Believe it or not, this space is homotopic to the wedge sum of a sphere and a torus! This deformation retraction is a little more difficult to describe than the ones above, so I'll just give the hand-wavy version. Again it's useful to imagine $\mathbb{R}^3$ as a cube, and let us presciently place the $S^2\vee T^2$ inside the cube to make things easier for us. Notice that there are three regions we need to worry about: #1 outside the sphere, #2 inside the torus, and #3 inside the sphere but outside the torus. The first region is easy enough to deal with - simply send all points outside the sphere to the sphere's surface. This is the deformation retraction shown to the right, below:
Now recall that our sphere is a solid sphere minus the two linked circles, so region #2 - the torus - is a solid torus, minus one of those circles. So the next step is to simply deformation retract all points inside region #2 outwards to the surface of the torus. At this point it's helpful to pretend the surfaces of both the torus and the sphere are made of a rigid material like hard plastic. So now, when we deal with region #3, imagine the complement of the torus inside the sphere to be made of pliable material like soft clay.

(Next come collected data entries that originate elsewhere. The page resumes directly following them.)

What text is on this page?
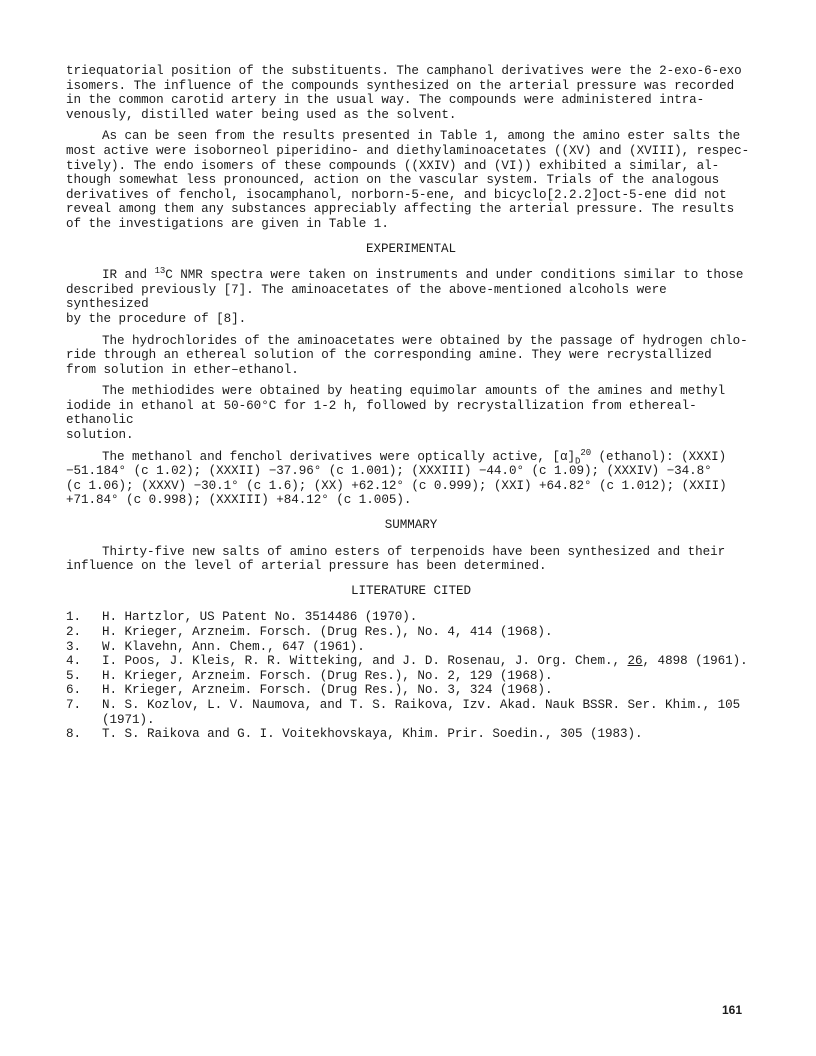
triequatorial position of the substituents. The camphanol derivatives were the 2-exo-6-exo
isomers. The influence of the compounds synthesized on the arterial pressure was recorded
in the common carotid artery in the usual way. The compounds were administered intra-
venously, distilled water being used as the solvent.

As can be seen from the results presented in Table 1, among the amino ester salts the
most active were isoborneol piperidino- and diethylaminoacetates ((XV) and (XVIII), respec-
tively). The endo isomers of these compounds ((XXIV) and (VI)) exhibited a similar, al-
though somewhat less pronounced, action on the vascular system. Trials of the analogous
derivatives of fenchol, isocamphanol, norborn-5-ene, and bicyclo[2.2.2]oct-5-ene did not
reveal among them any substances appreciably affecting the arterial pressure. The results
of the investigations are given in Table 1.

EXPERIMENTAL

IR and $^{13}$C NMR spectra were taken on instruments and under conditions similar to those
described previously [7]. The aminoacetates of the above-mentioned alcohols were synthesized
by the procedure of [8].

The hydrochlorides of the aminoacetates were obtained by the passage of hydrogen chlo-
ride through an ethereal solution of the corresponding amine. They were recrystallized
from solution in ether–ethanol.

The methiodides were obtained by heating equimolar amounts of the amines and methyl
iodide in ethanol at 50-60°C for 1-2 h, followed by recrystallization from ethereal-ethanolic
solution.

The methanol and fenchol derivatives were optically active, $[\alpha]_D^{20}$ (ethanol): (XXXI)
−51.184° (c 1.02); (XXXII) −37.96° (c 1.001); (XXXIII) −44.0° (c 1.09); (XXXIV) −34.8°
(c 1.06); (XXXV) −30.1° (c 1.6); (XX) +62.12° (c 0.999); (XXI) +64.82° (c 1.012); (XXII)
+71.84° (c 0.998); (XXXIII) +84.12° (c 1.005).

SUMMARY

Thirty-five new salts of amino esters of terpenoids have been synthesized and their
influence on the level of arterial pressure has been determined.

LITERATURE CITED
1.	H. Hartzlor, US Patent No. 3514486 (1970).
2.	H. Krieger, Arzneim. Forsch. (Drug Res.), No. 4, 414 (1968).
3.	W. Klavehn, Ann. Chem., 647 (1961).
4.	I. Poos, J. Kleis, R. R. Witteking, and J. D. Rosenau, J. Org. Chem., 26, 4898 (1961).
5.	H. Krieger, Arzneim. Forsch. (Drug Res.), No. 2, 129 (1968).
6.	H. Krieger, Arzneim. Forsch. (Drug Res.), No. 3, 324 (1968).
7.	N. S. Kozlov, L. V. Naumova, and T. S. Raikova, Izv. Akad. Nauk BSSR. Ser. Khim., 105
(1971).
8.	T. S. Raikova and G. I. Voitekhovskaya, Khim. Prir. Soedin., 305 (1983).
161
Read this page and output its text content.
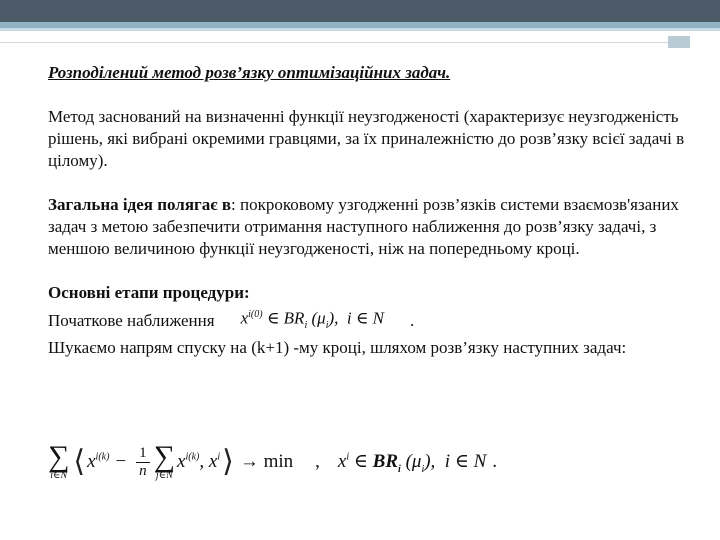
Розподілений метод розв’язку оптимізаційних задач.

Метод заснований на визначенні функції неузгодженості (характеризує неузгодженість рішень, які вибрані окремими гравцями, за їх приналежністю до розв’язку всієї задачі в цілому).

Загальна ідея полягає в: покроковому узгодженні розв’язків системи взаємозв'язаних задач з метою забезпечити отримання наступного наближення до розв’язку задачі, з меншою величиною функції неузгодженості, ніж на попередньому кроці.

Основні етапи процедури:

Початкове наближення $x^{i(0)}$ ∈ $BR_i$ $(\mu_i)$,  i ∈ N .

Шукаємо напрям спуску на (k+1) -му кроці, шляхом розв’язку наступних задач:

∑
i∈N ⟨ $x^{i(k)} - \frac{1}{n}$ ∑
j∈N
$x^{i(k)}$, $x^i$ ⟩ → min , $x^i$ ∈ $BR_i$ $(\mu_i)$,  i ∈ N .
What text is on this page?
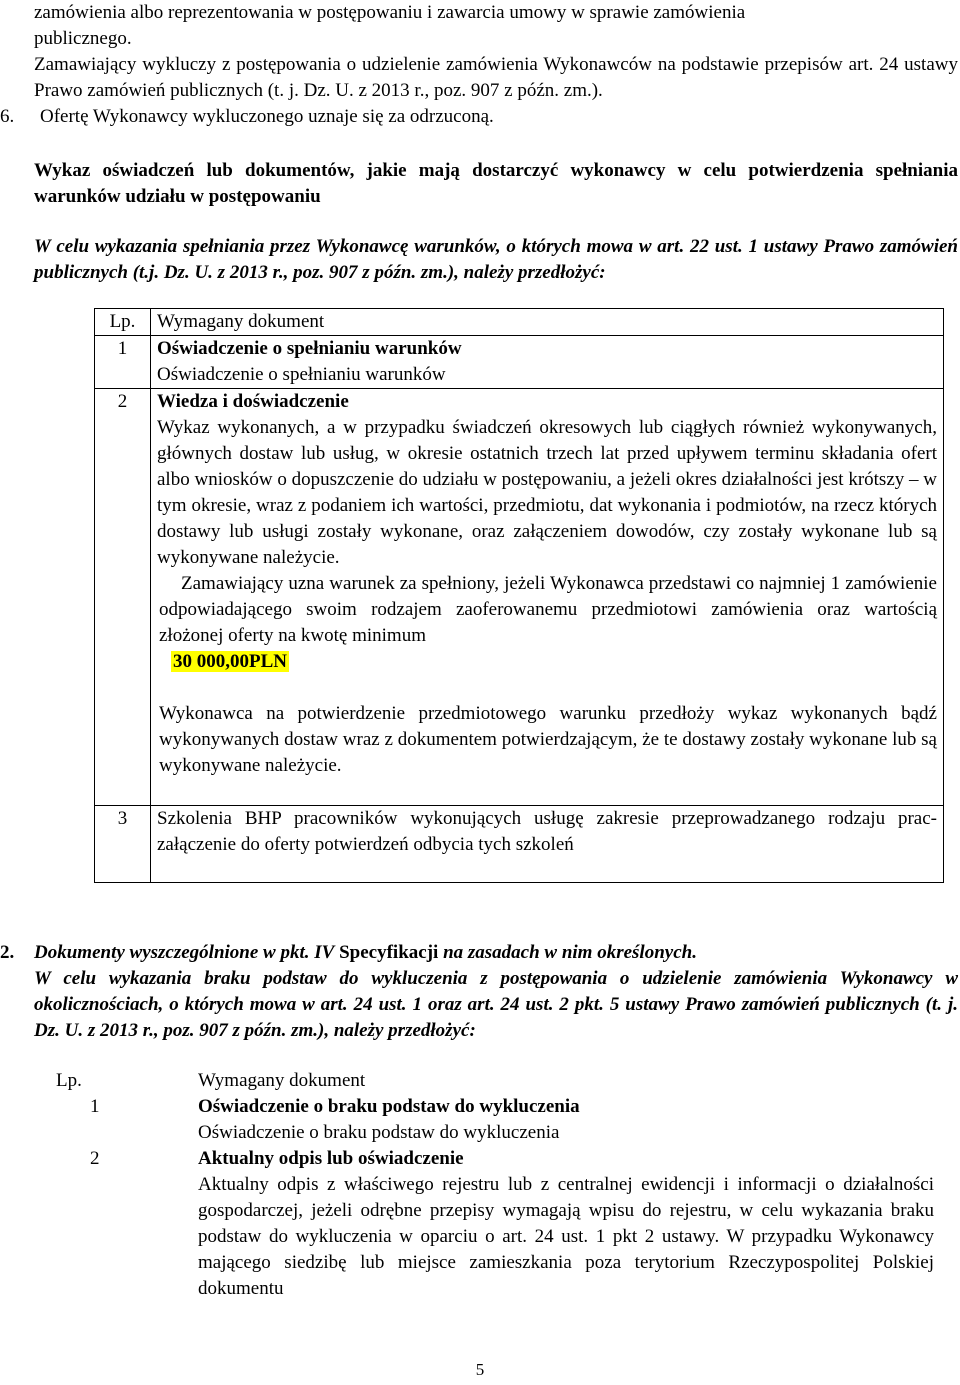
zamówienia albo reprezentowania w postępowaniu i zawarcia umowy w sprawie zamówienia

publicznego.

Zamawiający wykluczy z postępowania o udzielenie zamówienia Wykonawców na podstawie przepisów art. 24 ustawy Prawo zamówień publicznych (t. j. Dz. U. z 2013 r., poz. 907 z późn. zm.).

6. Ofertę Wykonawcy wykluczonego uznaje się za odrzuconą.

Wykaz oświadczeń lub dokumentów, jakie mają dostarczyć wykonawcy w celu potwierdzenia spełniania warunków udziału w postępowaniu

W celu wykazania spełniania przez Wykonawcę warunków, o których mowa w art. 22 ust. 1 ustawy Prawo zamówień publicznych (t.j. Dz. U. z 2013 r., poz. 907 z późn. zm.), należy przedłożyć:

Lp.	Wymagany dokument
1	Oświadczenie o spełnianiu warunków

Oświadczenie o spełnianiu warunków

2	Wiedza i doświadczenie

Wykaz wykonanych, a w przypadku świadczeń okresowych lub ciągłych również wykonywanych, głównych dostaw lub usług, w okresie ostatnich trzech lat przed upływem terminu składania ofert albo wniosków o dopuszczenie do udziału w postępowaniu, a jeżeli okres działalności jest krótszy – w tym okresie, wraz z podaniem ich wartości, przedmiotu, dat wykonania i podmiotów, na rzecz których dostawy lub usługi zostały wykonane, oraz załączeniem dowodów, czy zostały wykonane lub są wykonywane należycie.

Zamawiający uzna warunek za spełniony, jeżeli Wykonawca przedstawi co najmniej 1 zamówienie odpowiadającego swoim rodzajem zaoferowanemu przedmiotowi zamówienia oraz wartością złożonej oferty na kwotę minimum

30 000,00PLN

Wykonawca na potwierdzenie przedmiotowego warunku przedłoży wykaz wykonanych bądź wykonywanych dostaw wraz z dokumentem potwierdzającym, że te dostawy zostały wykonane lub są wykonywane należycie.

3	Szkolenia BHP pracowników wykonujących usługę zakresie przeprowadzanego rodzaju prac- załączenie do oferty potwierdzeń odbycia tych szkoleń

2. Dokumenty wyszczególnione w pkt. IV Specyfikacji na zasadach w nim określonych.

W celu wykazania braku podstaw do wykluczenia z postępowania o udzielenie zamówienia Wykonawcy w okolicznościach, o których mowa w art. 24 ust. 1 oraz art. 24 ust. 2 pkt. 5 ustawy Prawo zamówień publicznych (t. j. Dz. U. z 2013 r., poz. 907 z późn. zm.), należy przedłożyć:

Lp.	Wymagany dokument
1	Oświadczenie o braku podstaw do wykluczenia

Oświadczenie o braku podstaw do wykluczenia

2	Aktualny odpis lub oświadczenie

Aktualny odpis z właściwego rejestru lub z centralnej ewidencji i informacji o działalności gospodarczej, jeżeli odrębne przepisy wymagają wpisu do rejestru, w celu wykazania braku podstaw do wykluczenia w oparciu o art. 24 ust. 1 pkt 2 ustawy. W przypadku Wykonawcy mającego siedzibę lub miejsce zamieszkania poza terytorium Rzeczypospolitej Polskiej dokumentu

5
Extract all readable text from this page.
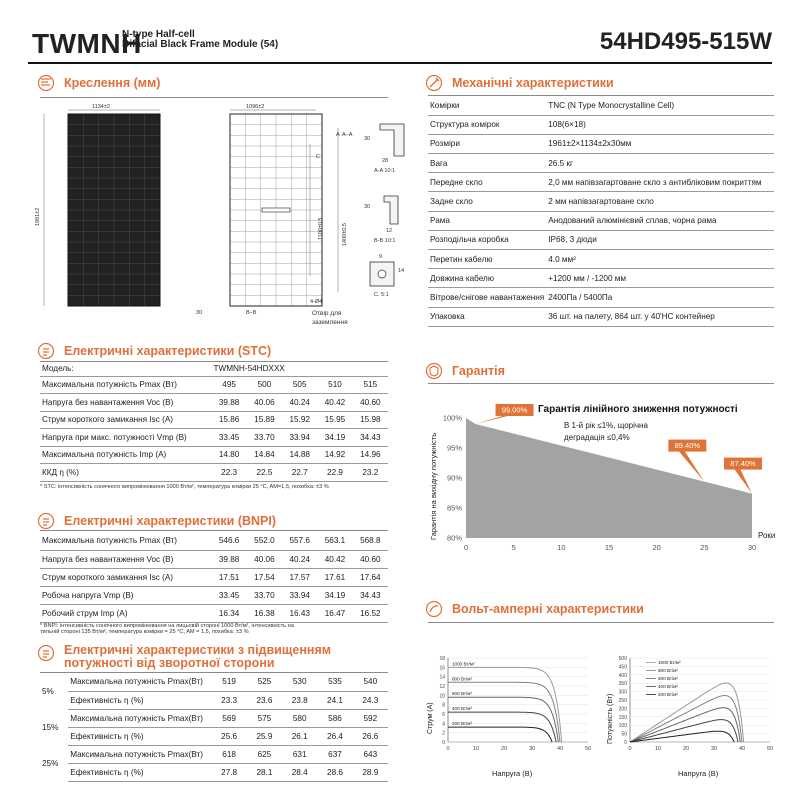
TWMNH
N-type Half-cell
Bifacial Black Frame Module (54)	54HD495-515W
Креслення (мм)
1134±2
1961±2
1096±2
1100±0.5	1400±0.5
A A–A
C
B–B
4-Ø4
30	Отвір для
заземлення
30
28
A-A 10:1
30
12
B-B 10:1
9
14
C. 5:1
Механічні характеристики
Комірки	TNC (N Type Monocrystalline Cell)
Структура комірок	108(6×18)
Розміри	1961±2×1134±2x30мм
Вага	26.5 кг
Передне скло	2,0 мм напівзагартоване скло з антибліковим покриттям
Задне скло	2 мм напівзагартоване скло
Рама	Анодований алюмінієвий сплав, чорна рама
Розподільча коробка	IP68, 3 діоди
Перетин кабелю	4.0 мм²
Довжина кабелю	+1200 мм / -1200 мм
Вітрове/снігове навантаження	2400Па / 5400Па
Упаковка	36 шт. на палету, 864 шт. у 40'HC контейнер
Електричні характеристики (STC)
Модель:	TWMNH-54HDXXX				
Максимальна потужність Pmax (Вт)	495	500	505	510	515
Напруга без навантаження Voc (В)	39.88	40.06	40.24	40.42	40.60
Струм короткого замикання Isc (A)	15.86	15.89	15.92	15.95	15.98
Напруга при макс. потужності Vmp (В)	33.45	33.70	33.94	34.19	34.43
Максимальна потужність Imp (A)	14.80	14.84	14.88	14.92	14.96
ККД η (%)	22.3	22.5	22.7	22.9	23.2
* STC: інтенсивність сонячного випромінювання 1000 Вт/м², температура комірки 25 °C, AM=1,5, похибка: ±3 %
Електричні характеристики (BNPI)
Максимальна потужність Pmax (Вт)	546.6	552.0	557.6	563.1	568.8
Напруга без навантаження Voc (В)	39.88	40.06	40.24	40.42	40.60
Струм короткого замикання Isc (A)	17.51	17.54	17.57	17.61	17.64
Робоча напруга Vmp (В)	33.45	33.70	33.94	34.19	34.43
Робочий струм Imp (A)	16.34	16.38	16.43	16.47	16.52
* BNPI: інтенсивність сонячного випромінювання на лицьовій стороні 1000 Вт/м², інтенсивність на
тильній стороні 135 Вт/м², температура комірки = 25 °C, AM = 1,5, похибка: ±3 %
Електричні характеристики з підвищенням
потужності від зворотної сторони
5%	Максимальна потужність Pmax(Вт)	519	525	530	535	540
	Ефективність η (%)	23.3	23.6	23.8	24.1	24.3
15%	Максимальна потужність Pmax(Вт)	569	575	580	586	592
	Ефективність η (%)	25.6	25.9	26.1	26.4	26.6
25%	Максимальна потужність Pmax(Вт)	618	625	631	637	643
	Ефективність η (%)	27.8	28.1	28.4	28.6	28.9
Гарантія
Гарантія лінійного зниження потужності
В 1-й рік ≤1%, щорічна
деградація ≤0,4%
Роки
Гарантія на вихідну потужність 80%
85%
90%
95%
100%
0	5	10	15	20	25	30
99.00%
89.40%
87.40%
Вольт-амперні характеристики
Струм (A)
Напруга (В)
0
2
4
6
8
10
12
14
16
18
0	10	20	30	40	50
1000 Вт/м²
800 Вт/м²
600 Вт/м²
400 Вт/м²
200 Вт/м²	Потужність (Вт)
Напруга (В)
0
50
100
150
200
250
300
350
400
450
500
0	10	20	30	40	50
1000 Вт/м²
800 Вт/м²
600 Вт/м²
400 Вт/м²
200 Вт/м²
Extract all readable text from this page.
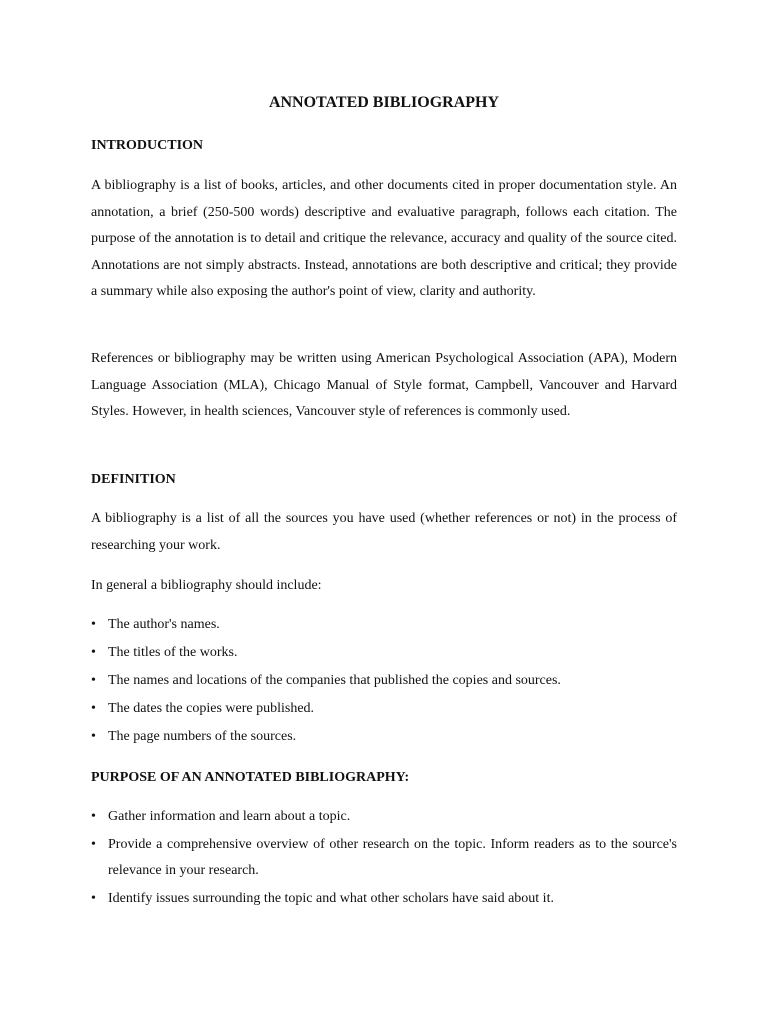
ANNOTATED BIBLIOGRAPHY
INTRODUCTION

A bibliography is a list of books, articles, and other documents cited in proper documentation style. An annotation, a brief (250-500 words) descriptive and evaluative paragraph, follows each citation. The purpose of the annotation is to detail and critique the relevance, accuracy and quality of the source cited. Annotations are not simply abstracts. Instead, annotations are both descriptive and critical; they provide a summary while also exposing the author's point of view, clarity and authority.

References or bibliography may be written using American Psychological Association (APA), Modern Language Association (MLA), Chicago Manual of Style format, Campbell, Vancouver and Harvard Styles. However, in health sciences, Vancouver style of references is commonly used.

DEFINITION

A bibliography is a list of all the sources you have used (whether references or not) in the process of researching your work.

In general a bibliography should include:

• The author's names.
• The titles of the works.
• The names and locations of the companies that published the copies and sources.
• The dates the copies were published.
• The page numbers of the sources.
PURPOSE OF AN ANNOTATED BIBLIOGRAPHY:
• Gather information and learn about a topic.
• Provide a comprehensive overview of other research on the topic. Inform readers as to the source's relevance in your research.
• Identify issues surrounding the topic and what other scholars have said about it.
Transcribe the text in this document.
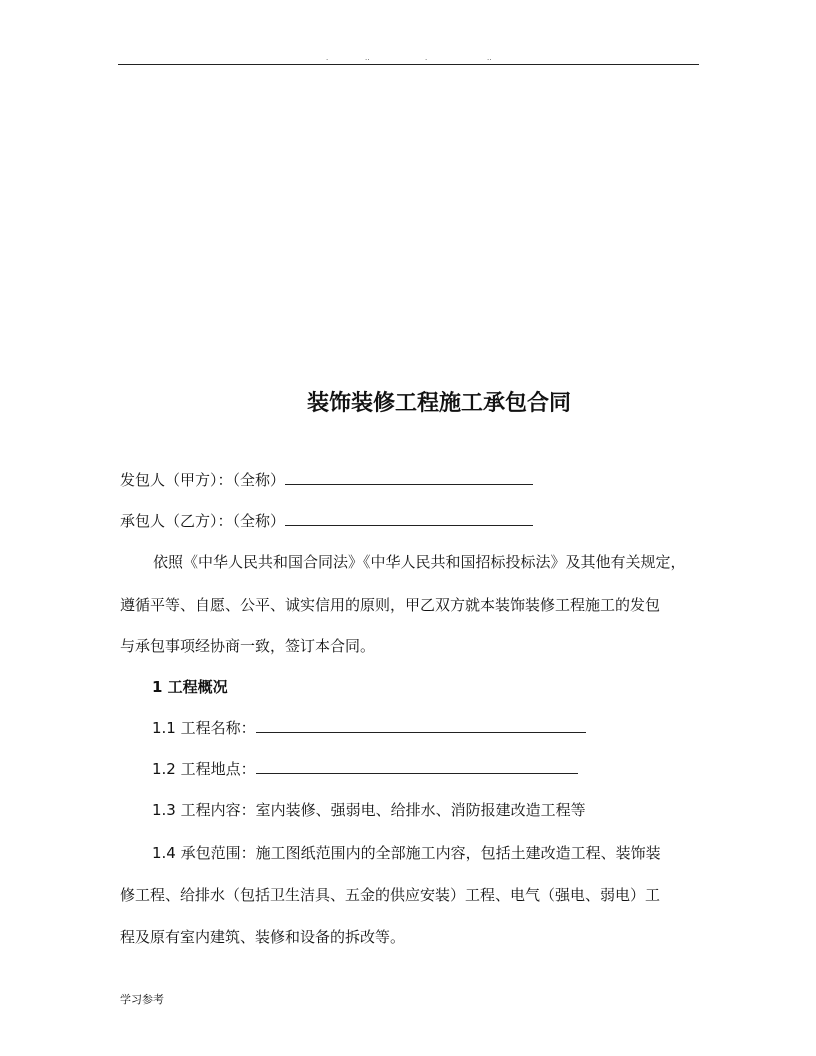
.	..	.	..
装饰装修工程施工承包合同
发包人（甲方）：（全称）
承包人（乙方）：（全称）
依照《中华人民共和国合同法》《中华人民共和国招标投标法》及其他有关规定，
遵循平等、自愿、公平、诚实信用的原则，甲乙双方就本装饰装修工程施工的发包
与承包事项经协商一致，签订本合同。
1 工程概况
1.1 工程名称：
1.2 工程地点：
1.3 工程内容：室内装修、强弱电、给排水、消防报建改造工程等
1.4 承包范围：施工图纸范围内的全部施工内容，包括土建改造工程、装饰装
修工程、给排水（包括卫生洁具、五金的供应安装）工程、电气（强电、弱电）工
程及原有室内建筑、装修和设备的拆改等。
学习参考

Finally, note that region #3 contains a circular-shaped hole, namely the second of the omitted circles. (Referring to my drawing, this is the rightmost one. It's the more elliptical/ovally looking of the two.) We can slowly stretch/enlarge that hole until it can't get any bigger, i.e. until it contacts the hard surface of the sphere and the torus. Essensially, this is just 'hollowing-out' the the part of the sphere that's outside the torus. And that's it! The remaining space is $S^2\vee T^2$.

*Edited May 11, 2016: This originally (and incorrectly!) read "n-1 spheres." My sincerest thanks to a reader for pointing this out!